Partijen zullen hierna [eiseres] en [gedaagde] worden genoemd.

1.De procedure

Op de zitting van 20 november 2024 heeft [eiseres] de vorderingen zoals omschreven in de dagvaarding toegelicht. [gedaagde] heeft verweer gevoerd. [eiseres] heeft stukken ingediend, [gedaagde] alleen een volmacht.
Ter zitting was [eiseres] aanwezig met mr. Wassenberg.
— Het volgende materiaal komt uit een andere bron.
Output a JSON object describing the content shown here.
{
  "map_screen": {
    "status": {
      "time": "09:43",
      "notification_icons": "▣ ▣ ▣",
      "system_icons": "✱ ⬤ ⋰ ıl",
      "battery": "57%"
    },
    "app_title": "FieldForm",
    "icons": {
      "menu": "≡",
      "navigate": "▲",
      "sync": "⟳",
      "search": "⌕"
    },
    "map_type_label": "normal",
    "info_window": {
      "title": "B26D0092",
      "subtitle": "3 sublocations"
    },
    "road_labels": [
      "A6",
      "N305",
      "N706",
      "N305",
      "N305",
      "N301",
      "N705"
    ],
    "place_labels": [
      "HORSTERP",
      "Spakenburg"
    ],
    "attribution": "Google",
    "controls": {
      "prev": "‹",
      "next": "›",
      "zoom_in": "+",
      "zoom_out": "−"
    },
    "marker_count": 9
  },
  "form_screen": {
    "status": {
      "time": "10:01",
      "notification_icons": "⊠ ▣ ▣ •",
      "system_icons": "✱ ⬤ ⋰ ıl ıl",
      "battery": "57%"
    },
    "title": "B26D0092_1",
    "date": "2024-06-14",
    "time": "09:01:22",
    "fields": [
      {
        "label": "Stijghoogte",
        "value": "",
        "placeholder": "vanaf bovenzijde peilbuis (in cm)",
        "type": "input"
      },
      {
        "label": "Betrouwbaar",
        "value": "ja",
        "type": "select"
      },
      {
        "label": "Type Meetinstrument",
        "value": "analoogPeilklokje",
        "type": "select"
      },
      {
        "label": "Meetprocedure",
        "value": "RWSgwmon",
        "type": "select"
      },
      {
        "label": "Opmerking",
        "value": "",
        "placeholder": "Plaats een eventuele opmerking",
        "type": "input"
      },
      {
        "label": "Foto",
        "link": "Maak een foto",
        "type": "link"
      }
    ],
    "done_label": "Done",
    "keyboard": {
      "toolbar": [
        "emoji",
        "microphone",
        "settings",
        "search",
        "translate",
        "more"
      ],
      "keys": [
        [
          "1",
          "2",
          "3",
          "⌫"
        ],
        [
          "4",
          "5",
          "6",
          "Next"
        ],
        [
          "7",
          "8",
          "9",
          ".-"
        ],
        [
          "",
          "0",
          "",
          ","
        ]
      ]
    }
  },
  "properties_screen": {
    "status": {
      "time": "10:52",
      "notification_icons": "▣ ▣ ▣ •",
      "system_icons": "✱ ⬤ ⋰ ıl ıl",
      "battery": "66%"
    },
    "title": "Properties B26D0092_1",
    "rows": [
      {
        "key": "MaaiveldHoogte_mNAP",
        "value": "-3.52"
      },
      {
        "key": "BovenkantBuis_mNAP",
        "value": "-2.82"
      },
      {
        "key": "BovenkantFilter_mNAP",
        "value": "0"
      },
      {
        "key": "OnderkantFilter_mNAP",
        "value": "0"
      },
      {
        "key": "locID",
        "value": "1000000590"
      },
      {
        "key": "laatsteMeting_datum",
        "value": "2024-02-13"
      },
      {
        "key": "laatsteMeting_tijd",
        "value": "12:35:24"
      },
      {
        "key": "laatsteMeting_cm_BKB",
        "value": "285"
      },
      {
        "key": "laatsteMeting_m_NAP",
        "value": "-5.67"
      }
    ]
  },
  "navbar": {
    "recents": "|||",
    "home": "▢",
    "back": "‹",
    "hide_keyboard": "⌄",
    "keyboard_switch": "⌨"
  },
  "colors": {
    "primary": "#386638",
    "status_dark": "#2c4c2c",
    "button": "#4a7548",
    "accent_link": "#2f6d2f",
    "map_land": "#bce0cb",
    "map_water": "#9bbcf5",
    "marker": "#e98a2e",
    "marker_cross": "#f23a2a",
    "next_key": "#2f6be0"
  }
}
Aan de zijde van [gedaagde] was alleen [gemachtigde] aanwezig, die door [gedaagde] is gevolmachtigd hem te vertegenwoordigen in dit kort geding.
Vonnis is bepaald op vandaag.

2.De feiten

2.1.
[eiseres] is de dochter van [erflaatster] , die is overleden op [overlijdensdatum] 2021. Ten tijde van haar overlijden was [erflaatster] (hierna: erflaatster) gehuwd met [gedaagde] (die niet de vader van [eiseres] is), onder huwelijkse voorwaarden inhoudende uitsluiting van elke gemeenschap van goederen. [erflaatster] woonde aan het [adres 1] en [gedaagde] aan het [adres 2] .
2.2.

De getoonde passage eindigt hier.